Kenya-based SME lender Jackfruit Network secured a US$5 million financing facility backed by TLG Capital and the IDP Foundation.

Under the agreement, TLG supplied the commercial debt, and IDP Foundation provided a guarantee, via a bank guarantee issued by Morgan Stanley, that draws on the foundation’s endowment as underlying collateral.

Rob Alhadeff, CEO of Jackfruit Network, explained that debt is critical to scaling their model of lending to low-cost private schools.

He added that when TLG first engaged, they promised tailored support, and that the resulting structure achieved something “the whole investor ecosystem hadn’t even done before.”

Isha Doshi, Partner at TLG Capital, highlighted the broader challenge: the financing gap for SMEs in sub-Saharan Africa is estimated at US$331 billion, yet Africa receives less than 1 % of global venture-capital funding.

She said that while impact investors play an essential role, they must pave the way for institutional capital to invest in Africa with confidence.

“That’s why we’re so proud of what we’ve achieved with IDP Foundation and Jackfruit – combining Morgan Stanley’s credit risk of AA- with the transformational impact of an SME,” she noted.

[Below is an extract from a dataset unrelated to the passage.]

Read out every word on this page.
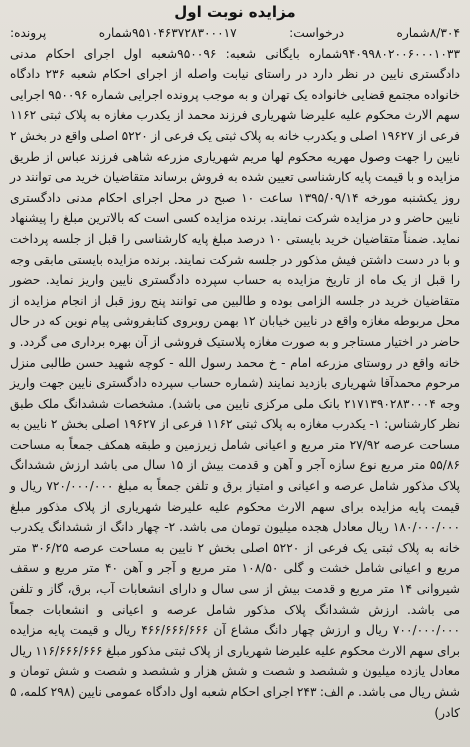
مزایده نوبت اول
۸/۳۰۴شماره درخواست: ۹۵۱۰۴۶۳۷۲۸۳۰۰۰۱۷شماره پرونده: ۹۴۰۹۹۸۰۲۰۰۶۰۰۰۱۰۳۳شماره بایگانی شعبه: ۹۵۰۰۹۶شعبه اول اجرای احکام مدنی دادگستری نایین در نظر دارد در راستای نیابت واصله از اجرای احکام شعبه ۲۳۶ دادگاه خانواده مجتمع قضایی خانواده یک تهران و به موجب پرونده اجرایی شماره ۹۵۰۰۹۶ اجرایی سهم الارث محکوم علیه علیرضا شهریاری فرزند محمد از یکدرب مغازه به پلاک ثبتی ۱۱۶۲ فرعی از ۱۹۶۲۷ اصلی و یکدرب خانه به پلاک ثبتی یک فرعی از ۵۲۲۰ اصلی واقع در بخش ۲ نایین را جهت وصول مهریه محکوم لها مریم شهریاری مزرعه شاهی فرزند عباس از طریق مزایده و با قیمت پایه کارشناسی تعیین شده به فروش برساند متقاضیان خرید می توانند در روز یکشنبه مورخه ۱۳۹۵/۰۹/۱۴ ساعت ۱۰ صبح در محل اجرای احکام مدنی دادگستری نایین حاضر و در مزایده شرکت نمایند. برنده مزایده کسی است که بالاترین مبلغ را پیشنهاد نماید. ضمناً متقاضیان خرید بایستی ۱۰ درصد مبلغ پایه کارشناسی را قبل از جلسه پرداخت و با در دست داشتن فیش مذکور در جلسه شرکت نمایند. برنده مزایده بایستی مابقی وجه را قبل از یک ماه از تاریخ مزایده به حساب سپرده دادگستری نایین واریز نماید. حضور متقاضیان خرید در جلسه الزامی بوده و طالبین می توانند پنج روز قبل از انجام مزایده از محل مربوطه مغازه واقع در نایین خیابان ۱۲ بهمن روبروی کتابفروشی پیام نوین که در حال حاضر در اختیار مستاجر و به صورت مغازه پلاستیک فروشی از آن بهره برداری می گردد. و خانه واقع در روستای مزرعه امام - خ محمد رسول الله - کوچه شهید حسن طالبی منزل مرحوم محمدآقا شهریاری بازدید نمایند (شماره حساب سپرده دادگستری نایین جهت واریز وجه ۲۱۷۱۳۹۰۲۸۳۰۰۰۴ بانک ملی مرکزی نایین می باشد). مشخصات ششدانگ ملک طبق نظر کارشناس: ۱- یکدرب مغازه به پلاک ثبتی ۱۱۶۲ فرعی از ۱۹۶۲۷ اصلی بخش ۲ نایین به مساحت عرصه ۲۷/۹۲ متر مربع و اعیانی شامل زیرزمین و طبقه همکف جمعاً به مساحت ۵۵/۸۶ متر مربع نوع سازه آجر و آهن و قدمت بیش از ۱۵ سال می باشد ارزش ششدانگ پلاک مذکور شامل عرصه و اعیانی و امتیاز برق و تلفن جمعاً به مبلغ ۷۲۰/۰۰۰/۰۰۰ ریال و قیمت پایه مزایده برای سهم الارث محکوم علیه علیرضا شهریاری از پلاک مذکور مبلغ ۱۸۰/۰۰۰/۰۰۰ ریال معادل هجده میلیون تومان می باشد. ۲- چهار دانگ از ششدانگ یکدرب خانه به پلاک ثبتی یک فرعی از ۵۲۲۰ اصلی بخش ۲ نایین به مساحت عرصه ۳۰۶/۲۵ متر مربع و اعیانی شامل خشت و گلی ۱۰۸/۵۰ متر مربع و آجر و آهن ۴۰ متر مربع و سقف شیروانی ۱۴ متر مربع و قدمت بیش از سی سال و دارای انشعابات آب، برق، گاز و تلفن می باشد. ارزش ششدانگ پلاک مذکور شامل عرصه و اعیانی و انشعابات جمعاً ۷۰۰/۰۰۰/۰۰۰ ریال و ارزش چهار دانگ مشاع آن ۴۶۶/۶۶۶/۶۶۶ ریال و قیمت پایه مزایده برای سهم الارث محکوم علیه علیرضا شهریاری از پلاک ثبتی مذکور مبلغ ۱۱۶/۶۶۶/۶۶۶ ریال معادل یازده میلیون و ششصد و شصت و شش هزار و ششصد و شصت و شش تومان و شش ریال می باشد. م الف: ۲۴۳ اجرای احکام شعبه اول دادگاه عمومی نایین (۲۹۸ کلمه، ۵ کادر)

The transaction is noteworthy for its blended-finance innovation: IDP Foundation’s use of its endowment to provide a standby letter of credit (SBLC) or guarantee to TLG enables lending in Kenyan shillings, shielding borrowers from foreign-exchange risk.

The structure was developed in collaboration with TLG and IDP’s team, tailored to the specific realities of low-fee private schools, which often require flexible, local-currency finance rather than standard SME-debt models.

Jackfruit Network’s business focuses on lending short-to-medium-term working-capital and project finance loans to low-fee private schools in Kenya that serve underserved communities, many of which are women-led.

The new facility is expected to allow the organisation to expand from around 750 partner schools to more than 1,500, and increase the number of students impacted from approximately 228,000 to over 500,000.